Partie 1 – « Mais où est la vie dans tout ça ? » L’histoire de Catherine, aidante de ses deux parents

Partie 1 – « Mais où est la vie dans tout ça ? » L’histoire de Catherine, aidante de ses deux parents

Catherine « n’a plus de vie » dit-elle depuis qu’elle est devenue simultanément aidante de son père souffrant de pathologies très lourdes et de sa mère atteinte de la maladie d’Alzheimer. Pendant plusieurs années, elle s’est occupée du quotidien et du bien-être de ses parents qui vivaient à leur domicile. Au décès de son père, elle a accepté de devenir la tutrice de sa mère âgée de plus de 80 ans et qui vit aujourd’hui en établissement. Voici son témoignage.

Catherine, aidante familiale, vit en région parisienne avec son mari. Ils ont 2 enfants. Elle a une sœur ainée qui vit à moins de 300 km mais est seule pour s’occuper de sa maman ; sa sœur estimant que c’est à elle de le faire, puisque dit-elle : « elle n’a que ça à faire » …

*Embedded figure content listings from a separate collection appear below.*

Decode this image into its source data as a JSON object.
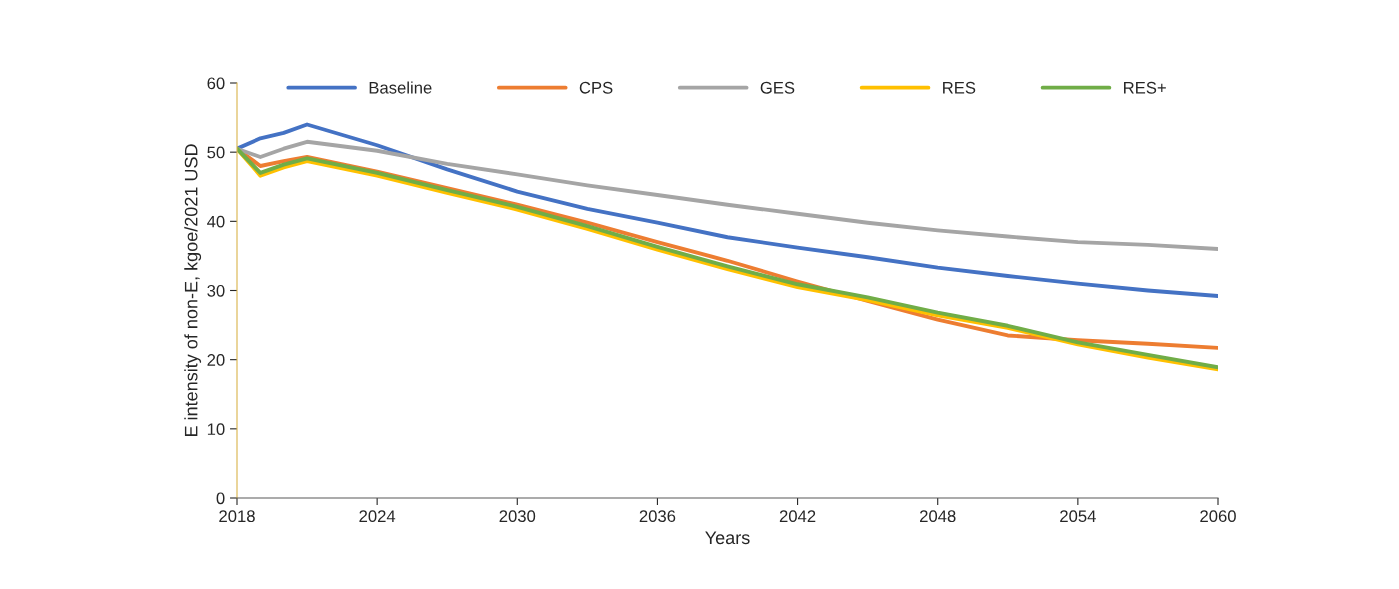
{
  "chart_data": {
    "type": "line",
    "xlabel": "Years",
    "ylabel": "E intensity of non-E, kgoe/2021 USD",
    "x": [
      2018,
      2019,
      2020,
      2021,
      2024,
      2027,
      2030,
      2033,
      2036,
      2039,
      2042,
      2045,
      2048,
      2051,
      2054,
      2057,
      2060
    ],
    "series": [
      {
        "name": "Baseline",
        "color": "#4472c4",
        "values": [
          50.5,
          52,
          52.8,
          54,
          51,
          47.5,
          44.3,
          41.8,
          39.8,
          37.7,
          36.2,
          34.8,
          33.3,
          32.1,
          31,
          30,
          29.2
        ]
      },
      {
        "name": "CPS",
        "color": "#ed7d31",
        "values": [
          50.5,
          48,
          48.7,
          49.3,
          47.2,
          44.8,
          42.4,
          39.8,
          37,
          34.3,
          31.3,
          28.5,
          25.8,
          23.5,
          22.8,
          22.3,
          21.7
        ]
      },
      {
        "name": "GES",
        "color": "#a5a5a5",
        "values": [
          50.5,
          49.3,
          50.5,
          51.5,
          50.2,
          48.3,
          46.8,
          45.2,
          43.8,
          42.4,
          41.1,
          39.8,
          38.7,
          37.8,
          37,
          36.6,
          36
        ]
      },
      {
        "name": "RES",
        "color": "#ffc000",
        "values": [
          50.5,
          46.6,
          47.8,
          48.7,
          46.6,
          44.1,
          41.7,
          38.9,
          35.9,
          33.1,
          30.5,
          28.6,
          26.4,
          24.6,
          22.2,
          20.3,
          18.6
        ]
      },
      {
        "name": "RES+",
        "color": "#70ad47",
        "values": [
          50.5,
          47,
          48.2,
          49.1,
          47,
          44.5,
          42.1,
          39.3,
          36.3,
          33.5,
          30.9,
          29,
          26.8,
          24.9,
          22.5,
          20.7,
          18.9
        ]
      }
    ],
    "xlim": [
      2018,
      2060
    ],
    "xticks": [
      2018,
      2024,
      2030,
      2036,
      2042,
      2048,
      2054,
      2060
    ],
    "ylim": [
      0,
      60
    ],
    "yticks": [
      0,
      10,
      20,
      30,
      40,
      50,
      60
    ],
    "grid": false,
    "legend": "top",
    "line_style": "solid",
    "marker": "none"
  }
}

Dans quelles circonstances êtes-vous devenue aidante de votre maman ?

Un peu malgré moi car j’ai dû m’adapter à la situation. Vous savez, on devient aidant par nécessité, on n’a pas vraiment le choix et puis on ne s’attend pas à une telle charge et à une telle souffrance. Si mes parents avaient un peu anticipé leur vieillesse, ils ne se seraient pas retrouvés isolés dans leur maison au milieu de nulle part. Ils habitaient un tout petit village.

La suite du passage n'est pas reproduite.